—¡Dios! —exclamó la tía de Clovis—. Allí viene. No me acuerdo de su
nombre, pero almorzó una vez con nosotros. Tarrington… sí, eso. Se
enteró del picnic que voy a ofrecer a la Princesa, y va a
pegárseme como un salvavidas hasta que lo invite. Luego me preguntará si
puede traer a todas sus mujeres, madres y hermanas. Eso es lo malo de
estos pequeños reductos balnearios: uno no puede escaparse de nadie.
—Si quieres huir ya —se ofreció Clovis— puedo librar una acción de
retaguardia; si no pierdes tiempo, tienes unos buenos diez metros de
ventaja.
La tía de Clovis dio su decidido beneplácito a la sugestión y se
alejó meneándose como un vapor del Nilo, con una ola de pequineses como
estela.
—Finge que no lo conoces —fue su consejo de partida, teñido del osado coraje de quien no combate.
Un momento después las aperturas de un caballero afablemente
dispuesto eran recibidas por Clovis con una mirada que denotaba absoluta
falta de familiaridad con el objeto escudriñado.
—Supongo que no me conoce por los bigotes —dijo el recién llegado—. Me los dejo crecer desde hace dos meses.
—Por el contrario —dijo Clovis—, los bigotes son lo único en usted
que me resulta familiar. Estoy seguro de haberlos conocido antes en
alguna parte.
—Me llamo Tarrington —prosiguió el candidato a ser reconocido.

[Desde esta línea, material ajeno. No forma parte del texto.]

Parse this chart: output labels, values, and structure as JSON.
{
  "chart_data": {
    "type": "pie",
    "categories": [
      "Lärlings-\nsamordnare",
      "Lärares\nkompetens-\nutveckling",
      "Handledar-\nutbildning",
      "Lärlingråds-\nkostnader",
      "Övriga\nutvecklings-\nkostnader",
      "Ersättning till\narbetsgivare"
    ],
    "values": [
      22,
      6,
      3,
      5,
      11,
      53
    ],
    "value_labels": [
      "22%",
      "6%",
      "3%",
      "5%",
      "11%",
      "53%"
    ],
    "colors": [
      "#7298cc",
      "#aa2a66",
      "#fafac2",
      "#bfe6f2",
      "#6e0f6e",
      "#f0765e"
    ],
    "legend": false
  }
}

—Un apellido muy útil —dijo Clovis—; con un apellido así a nadie se
le ocurriría culparlo de no haber hecho algo particularmente heroico o
notable, ¿no le parece? Y sin embargo, si quisiera usted organizar un
cuerpo de caballería ligera en un momento de emergencia nacional, «La
Caballería Ligera de Tarrington» sería un nombre apropiado y
estimulante, cosa que no ocurriría si usted se llamara Spoopin, por
ejemplo. Nadie, ni siquiera en un momento de emergencia nacional,
querría pertenecer a la Caballería de Spoopin.